C’est un lieu où le rejet des personnes qui ne font pas partie “notre groupe d’appartenance” va s’exprimer. Jean-Luc Ployé illustre : « Un adolescent qui va prendre une orientation sexuelle, il est assez ambivalent au début, il ne sait pas trop dans quelle direction il va aller. Sur les réseaux, on constate un rejet des genstrans» chez les jeunes, c’est terrible ». Et avec cette impression d’être intouchable, de pouvoir exercer cette violence en toute impunité, derrière l’écran.

4. Le désir d’appartenir à un groupe

Cette notion de « groupe d’appartenance » apparaît essentielle au psychologue dans le déploiement de cette violence chez les jeunes. « Il y a quinze ou vingt ans, le groupe auquel appartenir consistait à porter les mêmes vêtements de marque que son ami. Maintenant, ça ne se passe pas du tout comme ça. Désormais, c’est la violence qui prédomine dans la recherche d’identité. » Il ajoute : “Il y a une sorte de solidarité même si un adolescent ne commet pas telle ou telle violence, il ne sera pas dans le registre moral au regard de ces actes.”

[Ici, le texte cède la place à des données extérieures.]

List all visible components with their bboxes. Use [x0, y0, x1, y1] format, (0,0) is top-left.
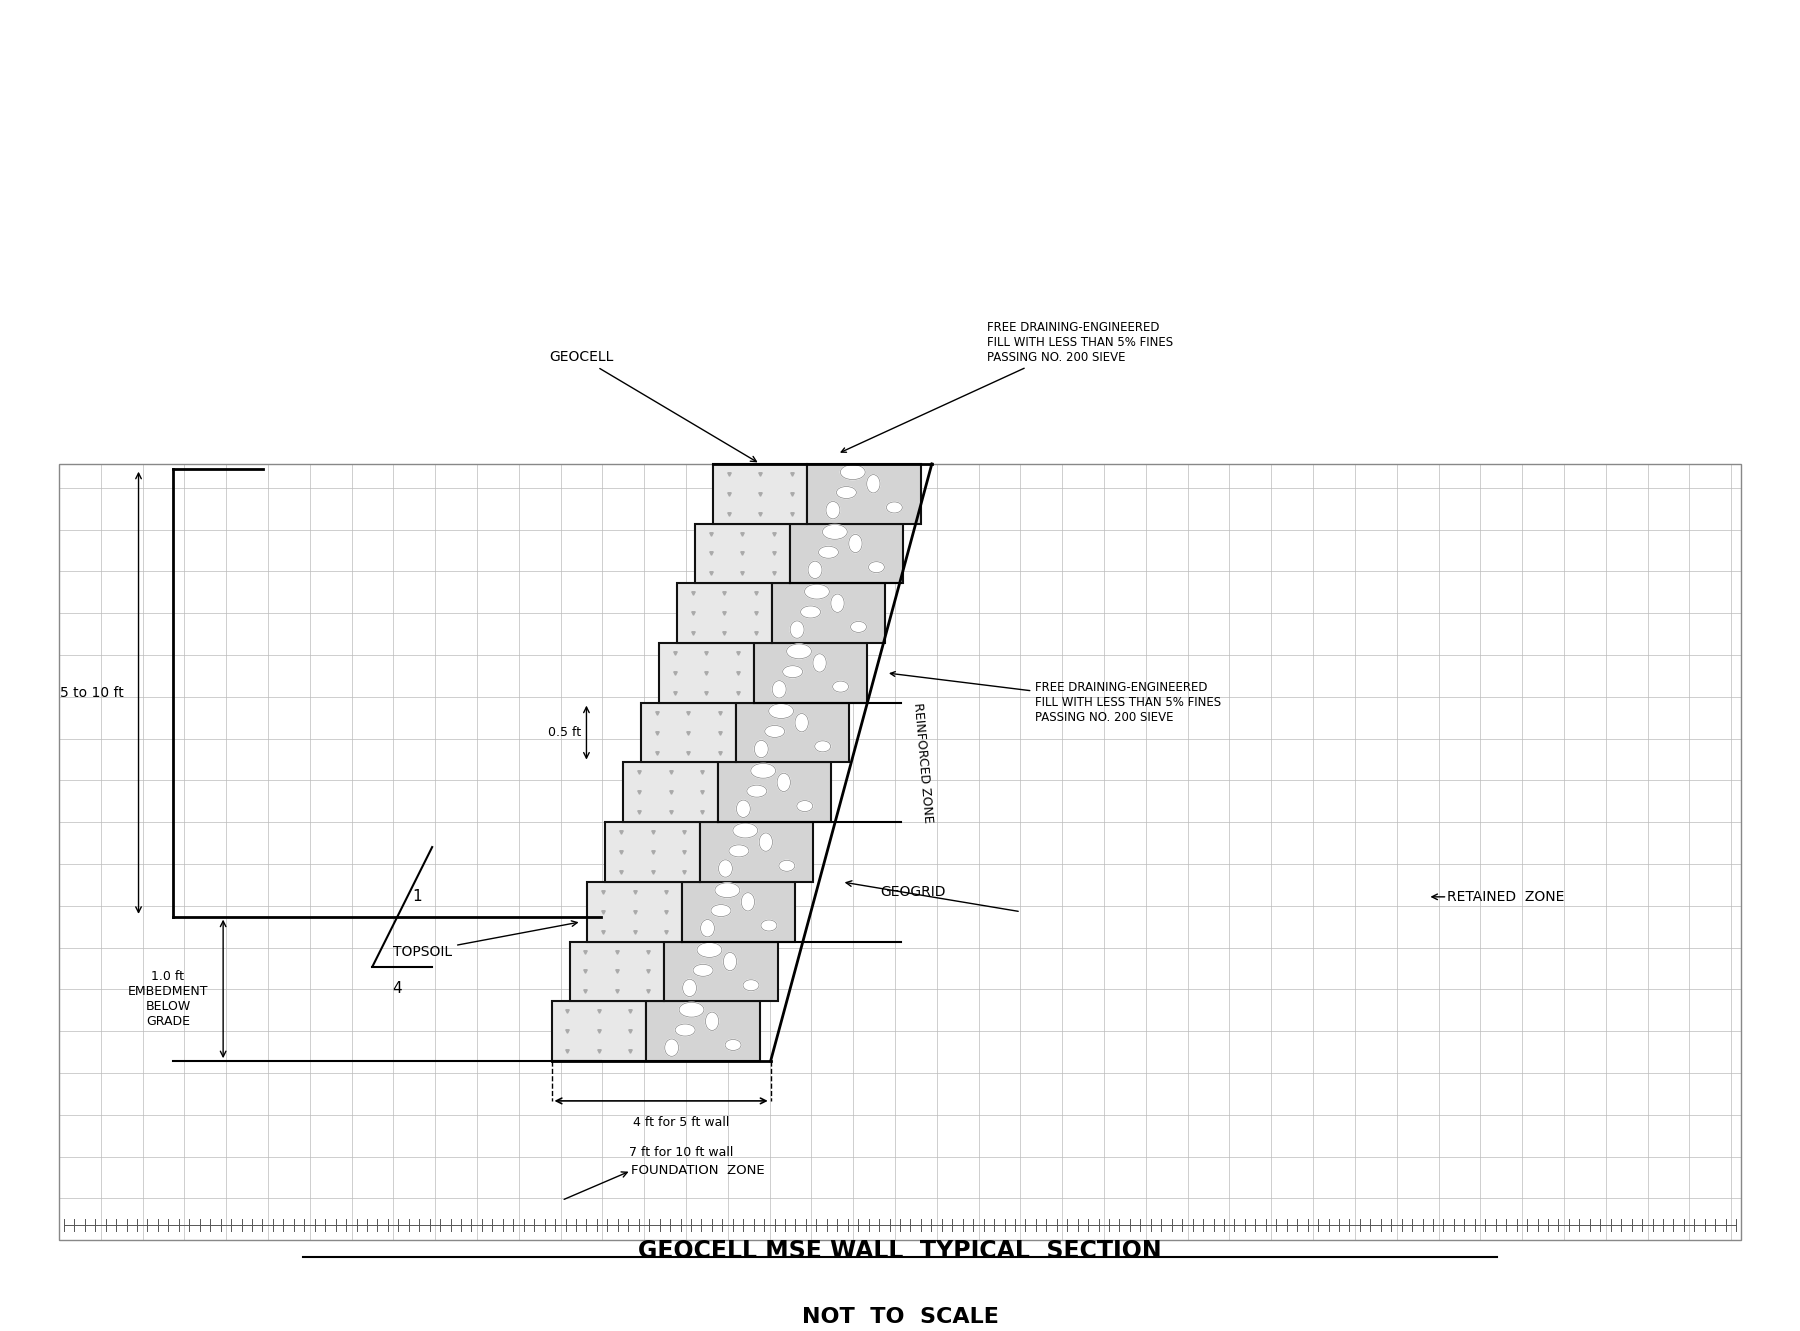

Dans certains quartiers où le trafic de drogue peut être important, il est aussi parfois difficile pour un jeune de ne pas participer à ces actes de délinquance qui peuvent être violents car « sinon, on quitte le groupe. » Et ce besoin d’appartenance à un groupe peut être alimenté par un manque de communication entre les enfants et les parents.

5. Le rôle du milieu familial

“Je m’interroge vraiment sur la qualité de la relation entre parents et enfants”, commente le psychologue. Là encore, Jean-Luc Ployé rejette la faute sur les écrans. “ Selon une étude récente, les adolescents passent environ 5,5 heures par jour devant des écrans et je ne suis pas convaincu qu’ils se soient bien intégrés la nuit. » En parallèle, “Statistiquement, les adolescents passent 12 minutes par jour à communiquer avec leurs parents”.

Il cite l’exemple du repas du soir où la télé sera allumée, le téléphone portable posé sur la table. Les enfants comme les parents seront absorbés par les écrans. Ici, on ne discute pas de ce qu’on a pu entendre à l’école, ni même sur les réseaux sociaux, etc. Les adolescents sont confrontés à des images violentes, sans que les adultes ne les aident à prendre du recul et à faire la part des choses. « entre le bien et le mal ».

Au-delà de cette nécessaire communication, il y a aussi la notion d’exemplarité. « Le comportement des parents peut contribuer à la banalisation de cette violence », si un enfant grandit dans un environnement incestueux ou dans un environnement où règnent des violences domestiques, il peut par la suite se reproduire. Le système de contrôle qui opère dans le contexte des violences conjugales entre adultes peut également intervenir très tôt dans les relations amoureuses des adolescents.

6. Les conséquences du confinement

Jean-Luc Ployé souligne enfin les conséquences du confinement sur les violences chez les jeunes, une époque où ils étaient plus que jamais confrontés aux écrans et où le confinement alimentait de grandes frustrations. “ Depuis le confinement, les violences chez les jeunes ont augmenté, voire les violences contre eux-mêmes avec une augmentation des cas de suicide ou d’automutilation.

*Nahel, automobiliste de 17 ans, a été tuée le 27 juin 2023 à Nanterre (Hauts-de-Seine) par un policier après avoir refusé d’obtempérer.